It’s a little hard to comprehend that Bayonetta 3 was first revealed in the months after the Nintendo Switch’s launch in 2017. It was one of the Switch’s most anticipated games for a while, but after its reveal and subsequent period of silence, it quickly slipped into ‘missing in action’ status. Thankfully, Bayonetta 3 is actually real, and it’s out on 28 October 2022.
The appeal of Bayonetta, and the reason it’s developed such a cult following since its debut in 2009, is that its style and aesthetic are very much a part of the game’s substance. The elaborate and burlesque-inspired flow of combat gives it a unique flavour for an action game. When that’s coupled with over-the-top weapons, magical attacks, and demons to summon, it all makes for thrilling and oddly hilarious moments of action – and Bayonetta 3 keeps up that same energy with some interesting upgrades.
Storywise, Bayonetta 3 picks up right after the events of the second game, which was a very roundabout sequel and loose prequel to the events of the original. In the third game, the titular Witch who conjures up demons with her enchanted hair faces off against forces that come from neither heaven nor hell, but rather from the mortal realm of Earth. With legions of manufactured homunculi invading cities across Earth, Bayonetta and friends come together to face off against the new threat with that familiar Bayonetta style.
For the uninitiated, Bayonetta 3 and its predecessors are a part of a long line of games colloquially referred to as ‘character action,’ much like other titles like God of War, Devil May Cry, and Nier Automata. As you face off against multiple enemies, you’ll be able to use a combination of guns, melee weapons, and magical attacks in a free-form flow to dispatch foes in a satisfying and over-the-top fashion.
PlatinumGames’ Bayonetta 3 maintains the high-spirited flow of action and the resulting splendour of seeing your skills come together in tight form. However, there’s a palpable sense that the developers sought to up the ante for this next game. The mission I got to play was set in a ruined Shibuya, Japan, during a homunculi invasion. The level begins with a traditional fight with Bayonetta using magic pistols and demon attacks against lesser foes, but it quickly jumps into some fantastic set-pieces involving controlling your summoned familiar as you surf on the sides of twisting buildings that feel right out of Marvel’s Doctor Strange.
The big twist in the third game is that there’s emphasis on controlling Bayonetta’s show-stopping demons in battle. In a similar vein to Devil May Cry 5’s playable character V, or the gameplay of PlatinumGames’ Astral Chain, Bayonetta can take direct control of a demon and give them commands, turning certain fights into something of a giant Kaiju battle. In addition to conjuring your familiars to cap off a particular combo in a dramatic fashion – which opens up modified ‘Torture’ Finisher Attacks – Bayonetta can also merge with her familiars to alter her attacks and movement, giving her the ability to fly, and add strength during combat.

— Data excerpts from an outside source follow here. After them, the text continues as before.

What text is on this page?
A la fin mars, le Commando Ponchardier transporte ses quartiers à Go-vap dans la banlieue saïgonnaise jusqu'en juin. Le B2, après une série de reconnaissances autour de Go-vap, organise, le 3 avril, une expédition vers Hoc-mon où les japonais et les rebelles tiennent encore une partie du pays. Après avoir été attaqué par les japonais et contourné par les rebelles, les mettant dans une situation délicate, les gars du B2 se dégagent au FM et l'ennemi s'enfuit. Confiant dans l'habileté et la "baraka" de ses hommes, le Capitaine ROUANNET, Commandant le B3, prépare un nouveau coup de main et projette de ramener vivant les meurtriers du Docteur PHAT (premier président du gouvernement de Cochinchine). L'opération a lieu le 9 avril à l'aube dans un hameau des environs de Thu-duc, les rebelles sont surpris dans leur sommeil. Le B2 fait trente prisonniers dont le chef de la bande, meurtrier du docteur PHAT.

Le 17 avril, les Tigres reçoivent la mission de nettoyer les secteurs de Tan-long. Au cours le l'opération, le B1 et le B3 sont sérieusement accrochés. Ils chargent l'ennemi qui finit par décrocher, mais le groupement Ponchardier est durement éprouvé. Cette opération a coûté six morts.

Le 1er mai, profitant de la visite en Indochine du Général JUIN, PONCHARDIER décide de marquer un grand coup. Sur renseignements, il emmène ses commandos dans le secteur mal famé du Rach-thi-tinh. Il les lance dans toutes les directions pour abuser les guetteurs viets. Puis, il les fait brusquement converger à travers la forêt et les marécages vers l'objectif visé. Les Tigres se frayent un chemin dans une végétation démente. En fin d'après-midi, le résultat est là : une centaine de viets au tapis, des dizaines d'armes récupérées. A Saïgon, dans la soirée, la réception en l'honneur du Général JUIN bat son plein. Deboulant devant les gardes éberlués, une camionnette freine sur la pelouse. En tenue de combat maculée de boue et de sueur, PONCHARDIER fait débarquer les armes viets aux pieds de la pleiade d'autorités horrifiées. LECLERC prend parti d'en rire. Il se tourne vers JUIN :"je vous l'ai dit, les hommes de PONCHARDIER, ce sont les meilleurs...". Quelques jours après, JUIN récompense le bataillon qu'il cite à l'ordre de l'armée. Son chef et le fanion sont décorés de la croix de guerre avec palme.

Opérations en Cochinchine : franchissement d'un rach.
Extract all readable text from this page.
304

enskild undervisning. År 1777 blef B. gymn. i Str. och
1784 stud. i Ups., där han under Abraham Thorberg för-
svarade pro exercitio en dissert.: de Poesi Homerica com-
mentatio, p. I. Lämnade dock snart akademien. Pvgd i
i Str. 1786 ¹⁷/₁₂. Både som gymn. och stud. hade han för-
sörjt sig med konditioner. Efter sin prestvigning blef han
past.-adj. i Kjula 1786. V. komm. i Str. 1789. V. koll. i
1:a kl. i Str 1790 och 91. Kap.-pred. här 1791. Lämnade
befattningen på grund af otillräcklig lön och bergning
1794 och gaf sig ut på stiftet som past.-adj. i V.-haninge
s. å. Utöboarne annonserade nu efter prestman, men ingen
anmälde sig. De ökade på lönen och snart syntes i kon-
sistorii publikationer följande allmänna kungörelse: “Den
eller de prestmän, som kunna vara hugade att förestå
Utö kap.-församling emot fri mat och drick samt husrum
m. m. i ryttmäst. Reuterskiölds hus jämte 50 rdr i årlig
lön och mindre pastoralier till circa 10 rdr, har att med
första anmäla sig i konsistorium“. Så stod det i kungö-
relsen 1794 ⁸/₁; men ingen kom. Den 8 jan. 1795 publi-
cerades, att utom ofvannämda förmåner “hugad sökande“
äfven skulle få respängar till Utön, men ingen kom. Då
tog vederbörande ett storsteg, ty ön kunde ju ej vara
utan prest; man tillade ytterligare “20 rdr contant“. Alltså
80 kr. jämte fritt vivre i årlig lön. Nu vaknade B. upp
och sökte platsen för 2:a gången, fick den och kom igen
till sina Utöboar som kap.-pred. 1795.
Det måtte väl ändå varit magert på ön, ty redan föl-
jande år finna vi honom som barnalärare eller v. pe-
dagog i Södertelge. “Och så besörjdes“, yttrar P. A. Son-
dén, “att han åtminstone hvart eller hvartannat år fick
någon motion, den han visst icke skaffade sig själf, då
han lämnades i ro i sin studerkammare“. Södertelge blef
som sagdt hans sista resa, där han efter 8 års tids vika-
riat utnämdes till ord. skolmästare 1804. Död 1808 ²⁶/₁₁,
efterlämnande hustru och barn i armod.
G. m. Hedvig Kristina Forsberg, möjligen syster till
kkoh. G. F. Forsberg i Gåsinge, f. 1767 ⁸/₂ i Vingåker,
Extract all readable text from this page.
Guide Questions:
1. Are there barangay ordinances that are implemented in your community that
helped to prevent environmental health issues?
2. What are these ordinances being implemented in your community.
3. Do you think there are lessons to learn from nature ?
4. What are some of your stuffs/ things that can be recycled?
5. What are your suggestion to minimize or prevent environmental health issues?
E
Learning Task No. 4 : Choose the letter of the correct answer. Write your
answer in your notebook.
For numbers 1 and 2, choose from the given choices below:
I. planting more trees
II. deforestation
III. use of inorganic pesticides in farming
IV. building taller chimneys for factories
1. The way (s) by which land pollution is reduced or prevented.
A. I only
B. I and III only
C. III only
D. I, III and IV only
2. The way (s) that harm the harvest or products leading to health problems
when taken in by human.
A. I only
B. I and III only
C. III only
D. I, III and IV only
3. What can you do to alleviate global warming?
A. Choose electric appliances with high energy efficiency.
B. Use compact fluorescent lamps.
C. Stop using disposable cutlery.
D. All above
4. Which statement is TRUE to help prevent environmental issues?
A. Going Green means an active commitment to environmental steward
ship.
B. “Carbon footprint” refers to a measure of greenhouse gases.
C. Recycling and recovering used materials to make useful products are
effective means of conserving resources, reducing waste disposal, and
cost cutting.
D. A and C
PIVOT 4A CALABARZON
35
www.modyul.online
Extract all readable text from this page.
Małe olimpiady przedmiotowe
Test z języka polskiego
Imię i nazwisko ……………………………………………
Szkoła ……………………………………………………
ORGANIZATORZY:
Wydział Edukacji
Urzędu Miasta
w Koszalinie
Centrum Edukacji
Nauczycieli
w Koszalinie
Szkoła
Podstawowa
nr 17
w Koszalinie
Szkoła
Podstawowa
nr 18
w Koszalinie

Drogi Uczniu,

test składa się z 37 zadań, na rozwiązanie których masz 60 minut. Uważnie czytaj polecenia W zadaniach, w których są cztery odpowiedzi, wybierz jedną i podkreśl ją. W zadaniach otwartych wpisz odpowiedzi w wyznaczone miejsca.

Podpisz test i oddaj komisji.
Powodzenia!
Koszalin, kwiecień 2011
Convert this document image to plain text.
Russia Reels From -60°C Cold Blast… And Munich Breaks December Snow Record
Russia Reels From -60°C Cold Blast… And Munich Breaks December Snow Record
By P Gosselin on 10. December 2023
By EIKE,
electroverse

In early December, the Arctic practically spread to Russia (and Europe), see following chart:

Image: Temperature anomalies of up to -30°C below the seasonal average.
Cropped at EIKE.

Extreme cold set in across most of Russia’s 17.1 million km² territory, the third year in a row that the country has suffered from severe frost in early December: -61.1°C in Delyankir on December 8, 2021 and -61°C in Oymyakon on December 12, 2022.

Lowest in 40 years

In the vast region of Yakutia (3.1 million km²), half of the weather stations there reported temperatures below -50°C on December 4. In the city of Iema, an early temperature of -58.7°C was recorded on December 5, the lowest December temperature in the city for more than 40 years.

It took some time to get used to the new summoning mechanics, which also revise how torture attacks and magic work, but I enjoyed these inclusions. A noticeable downside of controlling summoned demons is that it can create camera tracking and pacing issues – making fights more challenging to follow, and slowing down the tempo of the action. That said, they were still wildly enjoyable. Giving more control to the demonic familiars adds a new layer to combat that ups the scale of the fights and offers more tactical elements to the game.
My brief time playing Bayonetta 3 really highlighted how much the series stands out as a compelling action game – but in an unfortunate way, it also highlighted an issue that’s been front of mind for many Switch owners as of late – the Nintendo Switch is showing its age.
While not totally a fault of the game, my brief time with Bayonetta 3 showed that some concessions had to be made to get it running consistently. While the core combat runs at 60 frames per second (FPS), the cutscenes and cinematics are set at 30FPS. The transitions can often come off as jarring, and what’s worse is how the visuals and textures have a blurriness to them.
During this preview, I was playing exclusively on a monitor with the Nintendo Switch in docked mode. While the gameplay flows incredibly well running at 60FPS, it did look a bit washed in motion. Of course, these issues are increasingly more common with Switch games, which is a bummer to see.
Still, this small taste of PlatinumGames’ latest has excited me about playing the full game.
I’m an enormous admirer of the series, and I’m already itching to get back into the game’s incredibly over-the-top world to slay more foes, in some stupidly over-the-top ways. The Bayonetta series always goes hard with its action and style, and Bayonetta 3 is so far shaping up to offer a stunning capper to the trilogy.